Last week, I found myself driving rather sedately around the 10-mile course, designed to simulate a range of road conditions, from alpine tracks to congested city streets. The high-speed, circular drag was especially intriguing – although I was not allowed to move into the outer lane where 100mph seemed to be a minimum speed limit.

The aim of the jaunt was to enhance my fuel-saving performance. In other words, rather than burning rubber in true Clarkson fashion, I was meant to be learning how not to burn petrol. A computer monitored my performance before and after instruction. I managed an 11 per cent increase in fuel efficiency, largely because, second time around, I stuck to 70mph on the motorway bit of the course.

The secret seems to be to think ahead and predict when to lift your foot off the throttle to allow controlled deceleration, instead of pumping the brakes. Avoid accelerating up hills, and lift your foot off the throttle before you reach the top to allow the vehicle's momentum to take you over the peak. If only Jeremy would drive that way.

Hard to swallow

The British Medical Journal is full of letters this week from distinguished doctors complaining about the decision of the UK Medicines and Healthcare Products Regulatory Agency to award the first licence to a homeopathic product – Arnica 30C pills.

Professor David Colquhoun of University College London said the decision makes a mockery of the aims of the agency because the pills contain no trace of the ingredient on the label. It's like selling a product labelled "strawberry jam" without any strawberries in it, he says.

Strong and sweet

The image of a lion's rotting corpse swarming with what look like flies (but are actually bees) on the green-and-gold tins of Lyle's Golden Syrup has not changed in a century. It is certainly one of my earliest visual memories from childhood.

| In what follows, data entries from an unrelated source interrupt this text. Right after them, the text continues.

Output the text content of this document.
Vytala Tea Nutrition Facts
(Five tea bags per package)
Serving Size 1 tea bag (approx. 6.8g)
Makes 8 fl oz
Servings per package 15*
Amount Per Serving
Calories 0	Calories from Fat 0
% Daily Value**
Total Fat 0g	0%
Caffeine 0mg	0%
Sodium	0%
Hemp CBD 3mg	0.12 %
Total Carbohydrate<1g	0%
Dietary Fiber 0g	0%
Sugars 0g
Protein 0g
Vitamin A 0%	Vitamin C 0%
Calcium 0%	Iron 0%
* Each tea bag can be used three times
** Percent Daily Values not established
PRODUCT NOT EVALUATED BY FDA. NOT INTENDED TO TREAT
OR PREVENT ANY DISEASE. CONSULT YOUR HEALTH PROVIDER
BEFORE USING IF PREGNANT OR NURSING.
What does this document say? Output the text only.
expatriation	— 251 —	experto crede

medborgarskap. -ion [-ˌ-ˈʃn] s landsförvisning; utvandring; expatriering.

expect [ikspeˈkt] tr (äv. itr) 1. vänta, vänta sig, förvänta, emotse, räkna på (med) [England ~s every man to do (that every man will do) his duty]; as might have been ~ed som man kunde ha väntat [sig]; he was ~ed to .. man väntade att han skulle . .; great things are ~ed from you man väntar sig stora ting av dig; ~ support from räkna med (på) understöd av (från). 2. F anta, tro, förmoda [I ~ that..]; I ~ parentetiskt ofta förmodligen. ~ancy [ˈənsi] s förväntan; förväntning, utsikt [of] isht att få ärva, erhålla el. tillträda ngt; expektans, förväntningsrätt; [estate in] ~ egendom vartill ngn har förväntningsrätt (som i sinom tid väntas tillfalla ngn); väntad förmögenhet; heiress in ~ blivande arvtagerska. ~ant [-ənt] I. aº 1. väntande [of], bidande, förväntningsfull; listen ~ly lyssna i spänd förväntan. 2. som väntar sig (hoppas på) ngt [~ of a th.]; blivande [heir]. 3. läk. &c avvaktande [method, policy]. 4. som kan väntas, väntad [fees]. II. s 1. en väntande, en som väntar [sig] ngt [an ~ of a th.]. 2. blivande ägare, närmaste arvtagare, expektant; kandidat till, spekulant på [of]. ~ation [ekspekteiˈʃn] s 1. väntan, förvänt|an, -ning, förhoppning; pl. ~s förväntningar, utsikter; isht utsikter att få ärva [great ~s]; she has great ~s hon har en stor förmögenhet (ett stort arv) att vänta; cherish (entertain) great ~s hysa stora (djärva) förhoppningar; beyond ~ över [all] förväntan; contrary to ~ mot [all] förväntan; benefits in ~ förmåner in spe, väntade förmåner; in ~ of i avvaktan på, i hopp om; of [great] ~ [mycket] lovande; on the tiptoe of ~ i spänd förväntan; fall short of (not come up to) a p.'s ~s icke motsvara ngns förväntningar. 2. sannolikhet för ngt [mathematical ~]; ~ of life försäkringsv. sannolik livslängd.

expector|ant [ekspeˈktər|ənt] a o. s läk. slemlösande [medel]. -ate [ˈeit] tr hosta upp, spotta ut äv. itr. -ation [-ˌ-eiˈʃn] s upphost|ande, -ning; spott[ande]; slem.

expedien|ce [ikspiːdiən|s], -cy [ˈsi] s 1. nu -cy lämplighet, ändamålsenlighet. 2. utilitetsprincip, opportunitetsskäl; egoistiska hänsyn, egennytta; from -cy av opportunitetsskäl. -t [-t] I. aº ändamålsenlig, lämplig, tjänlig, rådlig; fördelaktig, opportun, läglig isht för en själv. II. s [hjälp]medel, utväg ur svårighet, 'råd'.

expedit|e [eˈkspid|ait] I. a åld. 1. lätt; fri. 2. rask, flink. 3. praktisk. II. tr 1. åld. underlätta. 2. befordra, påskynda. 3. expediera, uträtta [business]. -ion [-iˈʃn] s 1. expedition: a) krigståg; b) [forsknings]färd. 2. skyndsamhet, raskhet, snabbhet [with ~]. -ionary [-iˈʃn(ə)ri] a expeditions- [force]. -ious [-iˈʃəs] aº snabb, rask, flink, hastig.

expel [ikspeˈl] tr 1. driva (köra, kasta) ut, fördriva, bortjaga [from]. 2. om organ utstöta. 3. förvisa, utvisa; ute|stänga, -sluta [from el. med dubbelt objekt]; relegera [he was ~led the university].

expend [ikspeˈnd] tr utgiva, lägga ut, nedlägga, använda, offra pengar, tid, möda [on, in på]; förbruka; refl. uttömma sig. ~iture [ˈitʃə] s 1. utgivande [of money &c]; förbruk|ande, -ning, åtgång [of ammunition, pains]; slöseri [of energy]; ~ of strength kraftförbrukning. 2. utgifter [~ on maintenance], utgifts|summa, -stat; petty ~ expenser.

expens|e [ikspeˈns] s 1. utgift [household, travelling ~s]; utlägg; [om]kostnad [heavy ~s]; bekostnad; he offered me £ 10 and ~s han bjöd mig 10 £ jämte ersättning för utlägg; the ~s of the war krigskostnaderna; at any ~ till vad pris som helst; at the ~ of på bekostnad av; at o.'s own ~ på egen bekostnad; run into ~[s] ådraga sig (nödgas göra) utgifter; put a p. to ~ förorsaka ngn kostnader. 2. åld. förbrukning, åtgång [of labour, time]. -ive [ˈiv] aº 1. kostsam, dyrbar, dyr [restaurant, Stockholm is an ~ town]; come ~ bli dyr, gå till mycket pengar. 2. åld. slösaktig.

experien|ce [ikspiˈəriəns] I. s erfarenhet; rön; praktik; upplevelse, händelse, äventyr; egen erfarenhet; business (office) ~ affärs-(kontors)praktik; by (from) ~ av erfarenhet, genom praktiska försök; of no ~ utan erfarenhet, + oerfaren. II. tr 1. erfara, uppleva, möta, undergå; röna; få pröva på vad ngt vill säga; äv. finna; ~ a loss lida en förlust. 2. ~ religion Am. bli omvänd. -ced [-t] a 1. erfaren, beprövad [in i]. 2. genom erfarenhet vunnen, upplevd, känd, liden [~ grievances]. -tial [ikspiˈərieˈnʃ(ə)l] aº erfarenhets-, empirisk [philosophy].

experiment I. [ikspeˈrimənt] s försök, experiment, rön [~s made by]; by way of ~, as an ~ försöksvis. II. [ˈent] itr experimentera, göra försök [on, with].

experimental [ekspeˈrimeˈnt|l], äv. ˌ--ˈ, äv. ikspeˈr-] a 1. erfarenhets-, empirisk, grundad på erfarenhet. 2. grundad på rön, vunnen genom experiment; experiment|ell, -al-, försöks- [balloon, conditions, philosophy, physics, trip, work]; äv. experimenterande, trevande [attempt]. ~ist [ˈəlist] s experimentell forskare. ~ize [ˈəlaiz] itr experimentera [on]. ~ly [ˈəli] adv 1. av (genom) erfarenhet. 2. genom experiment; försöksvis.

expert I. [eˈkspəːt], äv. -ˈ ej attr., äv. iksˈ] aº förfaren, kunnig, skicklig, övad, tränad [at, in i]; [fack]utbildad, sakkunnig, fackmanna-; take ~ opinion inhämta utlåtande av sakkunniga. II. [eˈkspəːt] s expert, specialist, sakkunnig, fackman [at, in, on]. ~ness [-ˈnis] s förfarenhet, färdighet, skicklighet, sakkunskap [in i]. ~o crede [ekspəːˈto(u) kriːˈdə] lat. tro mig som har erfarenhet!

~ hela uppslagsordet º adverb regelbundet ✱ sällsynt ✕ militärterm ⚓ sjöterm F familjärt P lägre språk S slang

Now the Royal Society of Chemistry has honoured the seemingly stomach-churning image with a one-off food award for the company's loyalty to a picture that depicts a Biblical reference to Samson's Riddle: "Out of the eater comes something to eat, and out of the strong comes forth sweetness." I remember my deeply religious grandmother once explaining to me what it meant – not often today you get a morality tale on a supermarket product.